Weitere Gymnasien werden folgen. Dafür werden die Eltern nicht nur in Wiesbaden, Darmstadt und Kassel schon sorgen – Städte, aus denen bislang keine Rückkehrwilligen gemeldet sind.

Entwickelt sich der Prozess ähnlich wie bei den Kooperativen Gesamtschulen, die schon länger die Wahl haben, werden am Ende vielleicht 30 Prozent der Gymnasiasten auf dem Turbo-Weg dem Abitur zustreben und 70 Prozent im G-9-Tempo. Man hätte dieses Ergebnis früher haben können. Wenn vor dem Wechsel zu G8 der Gedanke reif gewesen wäre, dass man Schulen, Eltern und Schulträger fragen sollte, was sie für den richtigen Weg für ihre Schülerschaft halten. Statt einen Weg für alle von oben zu verordnen.

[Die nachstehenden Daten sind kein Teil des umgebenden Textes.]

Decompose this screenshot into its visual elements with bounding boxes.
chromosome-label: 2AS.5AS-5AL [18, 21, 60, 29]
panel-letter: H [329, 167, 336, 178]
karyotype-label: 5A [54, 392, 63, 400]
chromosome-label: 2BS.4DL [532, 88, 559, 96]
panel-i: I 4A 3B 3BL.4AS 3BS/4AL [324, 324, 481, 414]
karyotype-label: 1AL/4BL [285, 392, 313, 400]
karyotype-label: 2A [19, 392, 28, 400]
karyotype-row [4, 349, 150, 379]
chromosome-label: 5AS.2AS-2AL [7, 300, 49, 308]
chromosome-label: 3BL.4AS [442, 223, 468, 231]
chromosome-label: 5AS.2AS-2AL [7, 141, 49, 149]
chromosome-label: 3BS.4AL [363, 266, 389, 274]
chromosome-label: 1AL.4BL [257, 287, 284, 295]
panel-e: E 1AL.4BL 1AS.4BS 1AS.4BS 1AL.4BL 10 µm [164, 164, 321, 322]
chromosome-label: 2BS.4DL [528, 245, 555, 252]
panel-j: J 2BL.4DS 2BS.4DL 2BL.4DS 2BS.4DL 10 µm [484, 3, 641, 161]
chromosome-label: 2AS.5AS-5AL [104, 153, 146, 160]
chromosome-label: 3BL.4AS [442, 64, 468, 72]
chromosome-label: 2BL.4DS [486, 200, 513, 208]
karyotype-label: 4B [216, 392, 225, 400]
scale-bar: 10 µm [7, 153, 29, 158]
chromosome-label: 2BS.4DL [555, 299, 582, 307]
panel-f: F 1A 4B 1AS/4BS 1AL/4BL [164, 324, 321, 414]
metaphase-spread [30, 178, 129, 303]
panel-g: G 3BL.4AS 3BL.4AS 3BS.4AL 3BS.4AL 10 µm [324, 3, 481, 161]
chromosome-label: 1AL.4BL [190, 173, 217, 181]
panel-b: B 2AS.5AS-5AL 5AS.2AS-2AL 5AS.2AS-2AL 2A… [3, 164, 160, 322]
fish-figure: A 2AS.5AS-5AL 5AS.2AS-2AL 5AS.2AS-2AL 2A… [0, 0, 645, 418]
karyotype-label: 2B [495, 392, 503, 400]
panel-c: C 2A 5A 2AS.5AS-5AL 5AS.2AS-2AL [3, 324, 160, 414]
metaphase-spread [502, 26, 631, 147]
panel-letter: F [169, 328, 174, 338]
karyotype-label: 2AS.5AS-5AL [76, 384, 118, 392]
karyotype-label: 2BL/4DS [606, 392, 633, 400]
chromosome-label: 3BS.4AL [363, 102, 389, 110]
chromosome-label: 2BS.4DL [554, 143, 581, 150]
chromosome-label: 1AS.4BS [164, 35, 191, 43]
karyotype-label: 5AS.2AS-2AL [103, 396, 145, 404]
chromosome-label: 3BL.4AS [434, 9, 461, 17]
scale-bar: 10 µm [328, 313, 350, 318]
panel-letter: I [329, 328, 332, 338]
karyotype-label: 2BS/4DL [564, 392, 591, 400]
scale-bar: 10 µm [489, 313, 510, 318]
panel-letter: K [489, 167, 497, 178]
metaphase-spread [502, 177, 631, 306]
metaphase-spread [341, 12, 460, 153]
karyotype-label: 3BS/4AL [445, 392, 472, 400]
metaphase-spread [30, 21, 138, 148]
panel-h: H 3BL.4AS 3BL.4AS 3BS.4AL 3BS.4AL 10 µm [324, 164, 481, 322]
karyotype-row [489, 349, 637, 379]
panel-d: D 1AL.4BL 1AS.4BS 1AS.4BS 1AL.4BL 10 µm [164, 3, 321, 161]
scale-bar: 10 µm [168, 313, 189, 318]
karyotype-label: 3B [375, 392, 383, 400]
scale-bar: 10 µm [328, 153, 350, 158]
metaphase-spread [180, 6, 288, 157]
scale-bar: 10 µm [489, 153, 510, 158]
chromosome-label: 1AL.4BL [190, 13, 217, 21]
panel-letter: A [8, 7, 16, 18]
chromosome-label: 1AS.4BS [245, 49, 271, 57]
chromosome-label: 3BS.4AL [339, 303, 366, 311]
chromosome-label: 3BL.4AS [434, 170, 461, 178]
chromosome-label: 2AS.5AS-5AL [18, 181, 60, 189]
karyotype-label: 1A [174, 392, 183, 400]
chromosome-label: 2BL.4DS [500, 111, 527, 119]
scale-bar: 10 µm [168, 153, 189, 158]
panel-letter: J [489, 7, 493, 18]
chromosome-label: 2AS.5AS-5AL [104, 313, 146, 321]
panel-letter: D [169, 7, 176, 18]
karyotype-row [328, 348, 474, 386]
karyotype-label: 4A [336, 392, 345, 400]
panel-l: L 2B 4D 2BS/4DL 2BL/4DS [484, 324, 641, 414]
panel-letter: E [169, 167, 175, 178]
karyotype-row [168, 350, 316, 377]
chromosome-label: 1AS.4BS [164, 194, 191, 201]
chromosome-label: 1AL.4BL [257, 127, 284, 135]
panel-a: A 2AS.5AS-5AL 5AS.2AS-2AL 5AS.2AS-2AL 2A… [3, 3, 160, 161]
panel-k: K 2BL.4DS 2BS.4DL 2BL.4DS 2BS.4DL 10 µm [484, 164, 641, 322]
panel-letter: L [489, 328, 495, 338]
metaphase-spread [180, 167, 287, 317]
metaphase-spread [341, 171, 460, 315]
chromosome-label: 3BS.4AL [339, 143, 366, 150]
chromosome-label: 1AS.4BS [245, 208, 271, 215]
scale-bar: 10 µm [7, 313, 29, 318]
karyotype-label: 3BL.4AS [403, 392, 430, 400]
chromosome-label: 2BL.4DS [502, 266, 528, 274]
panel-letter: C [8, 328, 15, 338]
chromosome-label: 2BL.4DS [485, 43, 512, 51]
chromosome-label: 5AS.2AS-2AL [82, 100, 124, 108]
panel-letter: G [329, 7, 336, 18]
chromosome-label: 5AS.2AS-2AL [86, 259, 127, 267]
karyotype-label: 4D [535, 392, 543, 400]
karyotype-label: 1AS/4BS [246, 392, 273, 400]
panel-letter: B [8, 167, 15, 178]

G8 ist kein Erfolgsmodell, aber auch nicht komplett gescheitert. Es hätte – angesichts vieler Schulen, die G8 gut umgesetzt haben – mehr Akzeptanz verdient. Und bekommen, wenn es nicht von einer CDU-Landesregierung stümperhaft eingeführt worden wäre. Ebenso stümperhaft, wie sich die CDU-FDP-Regierung jetzt an die Reparatur gemacht hat.